The shell is your standard cream puff shell, and just about every recipe you’ll see for the shells is the same. But what goes on the inside makes the world of difference. I’ve grown up eating them with pastry cream in the middle – an egg-based cream. They were ooookay, but nothing spectacular in my book anyway. The inside of these are filled with a sweetened mixture of whipped cream and ricotta cheese. Oh. So. Good.
This cream reminds me greatly of a pastry shop in Utica, NY called Cafe Canole. The owners studied baking in Italy and then came home and opened the pastry shop. Their pastries are to die for. Our favorite is something called a lobster tail. They are filled with a cream that is very similar if not exact to the filling in this cream puff. Imagine our surprise when we tasted these cream puffs for the first time and discovered that we could make this cream filling at home….with a little guidance from Filomena:)
One word of caution: although these cream puffs are simple to make at home, you really MUST use a high-quality ricotta cheese. I tried making them with the garden-variety supermarket ricotta and unfortunately they were a major fail. The ricotta must be grain-free, smooth, and thick enough to stick to a spoon (think cookie dough consistency)
I’ve discovered an amazing source for ricotta called Fierro and Sons, located in Wilmington DE. I asked them if they shipped their product and the good news is that they do. If you are a ricotta lover, please consider giving them a call. They will recommend one of their products based on your desired end use (impastata for canoli, whole milk for lasagne or these cream puffs, etc).
For the shells:
- 1/2 cup butter
- 1 cup water
- 1 cup all-purpose flour
- 1/4 tsp salt
- 4 eggs
For the filling:
- 2 cups heavy whipping cream (do not substitute with light cream here)
- 2 tsp vanilla (divided 1 tsp, plus 1 tsp)
- 1/4 tsp cream of tarter
- 2 1/2 cups powdered sugar (divided, 1 1/2 cups plus 1 cup)
- 1.5 lbs ricotta cheese (artisan variety, see note)
- 1 tsp liquor such as Sambucca or Amaretto (optional)
For the shells:
Preheat oven to 450 degrees
Sift flour and salt together in small bowl and set aside
In a medium sized saucepan, melt the butter and water over high heat until the mixture reaches a vigorous boil
Reduce heat to medium low and add flour/salt mixture all at once
Stir until the mixture pulls away from sides of pan and forms a ball
Remove from heat and add eggs one at a time, beating vigorously between additions (I used a hand mixer for this)

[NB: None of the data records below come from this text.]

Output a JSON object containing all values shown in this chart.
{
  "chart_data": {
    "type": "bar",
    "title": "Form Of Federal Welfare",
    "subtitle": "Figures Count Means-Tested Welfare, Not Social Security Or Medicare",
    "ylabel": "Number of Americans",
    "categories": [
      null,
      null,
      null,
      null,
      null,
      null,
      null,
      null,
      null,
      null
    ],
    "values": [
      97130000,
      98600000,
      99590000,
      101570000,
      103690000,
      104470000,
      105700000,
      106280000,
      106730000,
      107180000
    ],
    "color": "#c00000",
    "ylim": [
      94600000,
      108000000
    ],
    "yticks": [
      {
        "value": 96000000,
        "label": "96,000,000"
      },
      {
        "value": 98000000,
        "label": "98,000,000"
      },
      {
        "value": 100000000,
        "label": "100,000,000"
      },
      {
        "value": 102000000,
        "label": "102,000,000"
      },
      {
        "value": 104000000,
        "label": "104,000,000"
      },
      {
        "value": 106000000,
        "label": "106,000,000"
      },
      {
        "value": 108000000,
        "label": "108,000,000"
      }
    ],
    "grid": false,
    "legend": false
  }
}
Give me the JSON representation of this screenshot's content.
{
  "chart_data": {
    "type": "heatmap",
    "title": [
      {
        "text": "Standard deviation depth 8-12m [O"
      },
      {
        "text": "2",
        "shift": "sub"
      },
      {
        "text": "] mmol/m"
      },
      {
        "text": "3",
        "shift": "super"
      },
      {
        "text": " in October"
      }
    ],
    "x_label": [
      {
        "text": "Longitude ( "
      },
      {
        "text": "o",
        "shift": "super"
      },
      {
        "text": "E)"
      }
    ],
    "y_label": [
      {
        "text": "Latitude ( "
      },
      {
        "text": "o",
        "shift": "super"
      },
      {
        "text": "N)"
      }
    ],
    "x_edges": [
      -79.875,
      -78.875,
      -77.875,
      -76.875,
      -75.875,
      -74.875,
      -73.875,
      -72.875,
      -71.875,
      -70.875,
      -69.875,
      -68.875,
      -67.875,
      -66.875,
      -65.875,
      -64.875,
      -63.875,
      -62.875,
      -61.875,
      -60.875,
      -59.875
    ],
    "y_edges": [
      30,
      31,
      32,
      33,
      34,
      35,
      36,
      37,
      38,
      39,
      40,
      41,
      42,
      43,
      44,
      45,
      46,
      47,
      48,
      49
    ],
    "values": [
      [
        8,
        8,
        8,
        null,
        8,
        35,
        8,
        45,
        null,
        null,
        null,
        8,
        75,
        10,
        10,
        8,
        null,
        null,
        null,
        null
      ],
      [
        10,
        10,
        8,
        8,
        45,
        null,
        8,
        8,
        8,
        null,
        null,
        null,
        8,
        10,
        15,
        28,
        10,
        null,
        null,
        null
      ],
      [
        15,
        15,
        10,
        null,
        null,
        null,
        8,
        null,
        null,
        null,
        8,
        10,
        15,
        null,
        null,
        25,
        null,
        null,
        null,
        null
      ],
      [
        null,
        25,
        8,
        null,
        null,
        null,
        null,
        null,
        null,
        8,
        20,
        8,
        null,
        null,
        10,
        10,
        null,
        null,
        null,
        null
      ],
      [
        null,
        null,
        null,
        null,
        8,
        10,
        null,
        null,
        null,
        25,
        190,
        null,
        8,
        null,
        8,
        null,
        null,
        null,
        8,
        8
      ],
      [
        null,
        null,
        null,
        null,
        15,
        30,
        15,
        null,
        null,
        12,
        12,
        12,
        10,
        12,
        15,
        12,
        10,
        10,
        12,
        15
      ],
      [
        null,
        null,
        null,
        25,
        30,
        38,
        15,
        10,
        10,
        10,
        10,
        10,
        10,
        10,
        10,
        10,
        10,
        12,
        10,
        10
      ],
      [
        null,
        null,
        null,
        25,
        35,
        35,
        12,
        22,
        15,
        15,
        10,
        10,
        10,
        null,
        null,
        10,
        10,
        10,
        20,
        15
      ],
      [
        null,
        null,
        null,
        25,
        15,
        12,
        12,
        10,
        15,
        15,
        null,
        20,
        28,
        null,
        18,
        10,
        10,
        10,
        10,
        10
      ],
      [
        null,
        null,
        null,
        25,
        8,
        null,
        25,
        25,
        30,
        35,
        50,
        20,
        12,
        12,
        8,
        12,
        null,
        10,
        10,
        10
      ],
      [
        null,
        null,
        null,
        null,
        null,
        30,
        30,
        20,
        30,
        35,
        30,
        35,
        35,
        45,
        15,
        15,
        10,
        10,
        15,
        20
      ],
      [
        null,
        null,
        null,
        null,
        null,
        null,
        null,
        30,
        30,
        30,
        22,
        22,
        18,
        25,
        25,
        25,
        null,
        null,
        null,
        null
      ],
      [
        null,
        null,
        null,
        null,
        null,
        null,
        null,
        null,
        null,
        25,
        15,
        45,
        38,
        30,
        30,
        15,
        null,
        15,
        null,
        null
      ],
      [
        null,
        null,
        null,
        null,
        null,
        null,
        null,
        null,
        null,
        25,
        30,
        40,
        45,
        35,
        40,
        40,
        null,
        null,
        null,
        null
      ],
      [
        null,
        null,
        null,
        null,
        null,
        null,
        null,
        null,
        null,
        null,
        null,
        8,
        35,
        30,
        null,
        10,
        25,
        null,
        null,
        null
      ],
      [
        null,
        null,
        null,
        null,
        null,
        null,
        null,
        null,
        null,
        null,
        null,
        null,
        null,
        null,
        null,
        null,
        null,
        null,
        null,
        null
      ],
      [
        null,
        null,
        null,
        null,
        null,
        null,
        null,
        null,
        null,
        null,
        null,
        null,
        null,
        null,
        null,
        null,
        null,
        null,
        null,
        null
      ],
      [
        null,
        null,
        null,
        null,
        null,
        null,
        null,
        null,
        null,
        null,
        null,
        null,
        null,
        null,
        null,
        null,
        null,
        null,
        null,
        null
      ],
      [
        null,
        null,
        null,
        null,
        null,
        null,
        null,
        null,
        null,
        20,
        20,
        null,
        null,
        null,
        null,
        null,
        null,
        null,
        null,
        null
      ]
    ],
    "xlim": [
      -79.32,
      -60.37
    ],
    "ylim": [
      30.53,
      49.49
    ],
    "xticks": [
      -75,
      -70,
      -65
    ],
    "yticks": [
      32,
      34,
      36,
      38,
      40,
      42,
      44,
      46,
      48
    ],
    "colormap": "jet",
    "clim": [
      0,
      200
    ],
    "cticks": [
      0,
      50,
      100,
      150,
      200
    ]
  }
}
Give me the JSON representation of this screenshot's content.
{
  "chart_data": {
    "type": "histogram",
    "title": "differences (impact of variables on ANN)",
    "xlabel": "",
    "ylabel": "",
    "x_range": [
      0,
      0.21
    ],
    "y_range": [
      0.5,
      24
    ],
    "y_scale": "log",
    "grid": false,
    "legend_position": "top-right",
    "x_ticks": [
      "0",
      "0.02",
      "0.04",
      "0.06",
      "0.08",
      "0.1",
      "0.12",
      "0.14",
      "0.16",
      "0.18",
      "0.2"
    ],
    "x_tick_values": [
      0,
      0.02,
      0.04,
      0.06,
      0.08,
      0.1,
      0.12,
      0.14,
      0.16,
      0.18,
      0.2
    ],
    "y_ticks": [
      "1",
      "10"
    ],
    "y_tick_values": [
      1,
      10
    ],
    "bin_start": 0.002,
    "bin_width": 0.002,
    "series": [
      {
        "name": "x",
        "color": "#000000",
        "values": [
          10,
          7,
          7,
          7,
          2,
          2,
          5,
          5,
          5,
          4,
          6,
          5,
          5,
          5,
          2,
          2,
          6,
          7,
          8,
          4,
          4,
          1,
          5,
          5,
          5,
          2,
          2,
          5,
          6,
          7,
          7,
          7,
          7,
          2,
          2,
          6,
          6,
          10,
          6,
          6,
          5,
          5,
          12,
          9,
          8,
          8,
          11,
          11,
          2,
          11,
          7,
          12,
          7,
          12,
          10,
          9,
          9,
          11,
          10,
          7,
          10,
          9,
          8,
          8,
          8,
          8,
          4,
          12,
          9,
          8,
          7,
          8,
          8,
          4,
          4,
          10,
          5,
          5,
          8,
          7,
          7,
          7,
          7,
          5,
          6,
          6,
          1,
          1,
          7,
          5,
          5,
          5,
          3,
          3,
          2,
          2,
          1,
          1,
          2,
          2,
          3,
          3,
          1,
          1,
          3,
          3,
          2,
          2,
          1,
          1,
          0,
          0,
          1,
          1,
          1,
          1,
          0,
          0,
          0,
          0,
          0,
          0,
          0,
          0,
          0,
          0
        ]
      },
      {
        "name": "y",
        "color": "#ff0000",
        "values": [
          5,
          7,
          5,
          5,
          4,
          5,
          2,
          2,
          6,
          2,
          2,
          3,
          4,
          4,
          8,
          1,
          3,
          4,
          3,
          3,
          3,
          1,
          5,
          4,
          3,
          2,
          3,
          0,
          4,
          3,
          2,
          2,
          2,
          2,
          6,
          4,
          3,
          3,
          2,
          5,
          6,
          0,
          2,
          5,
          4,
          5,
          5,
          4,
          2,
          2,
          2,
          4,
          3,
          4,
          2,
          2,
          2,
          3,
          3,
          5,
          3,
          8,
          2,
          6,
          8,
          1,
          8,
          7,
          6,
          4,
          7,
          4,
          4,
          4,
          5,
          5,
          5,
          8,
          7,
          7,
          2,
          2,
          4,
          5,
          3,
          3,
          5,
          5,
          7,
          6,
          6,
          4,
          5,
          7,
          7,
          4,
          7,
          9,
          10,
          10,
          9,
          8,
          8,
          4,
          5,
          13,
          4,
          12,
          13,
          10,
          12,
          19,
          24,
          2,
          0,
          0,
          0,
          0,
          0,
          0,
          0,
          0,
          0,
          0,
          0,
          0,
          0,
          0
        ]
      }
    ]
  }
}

Using a piping bag or cookie press, pipe dough onto parchment-lined baking sheet (2.5 inches in diameter will yield 6 very large puffs; 1.25 inches in diameter will yield 12 puffs)
Bake at 450 for 15 minutes then reduce heat to 350 for an additional 20 minutes
Ensure your puffs are golden brown before turning off oven or they will deflate/fall!
When they are finished baking, turn off oven and let the puffs cool for 5 to 10 minutes with the oven door ajar.
For the cream filling:
In a medium size bowl, combine 1 cup heavy cream with 1 teaspoon vanilla, 1/4 teaspoon cream of tarter, 1 cup powdered sugar and whip until soft peaks form.
In another bowl, mix remaining ingredients (1 cup heavy cream, 1 teaspoon vanilla, 1.5 cups powdered sugar, all ricotta, and liquor [optional])
Combine both mixtures together
Cut puffs in half and use ice cream scoop to fill each puff generously with the cream mixture or use piping bag with star tip to pipe filling inside (will do this next time!)
The filling may be prepared ahead of time and frozen for up to one month
Use high quality ricotta that is not watery or grainy. The supermarket variety cannot be used unless it is dried out (drain over cheese cloth in refrigerator overnight or up to 1 day). As an example, ricotta is thick enough if it sticks to the spoon when the spoon is inverted and does not drop off.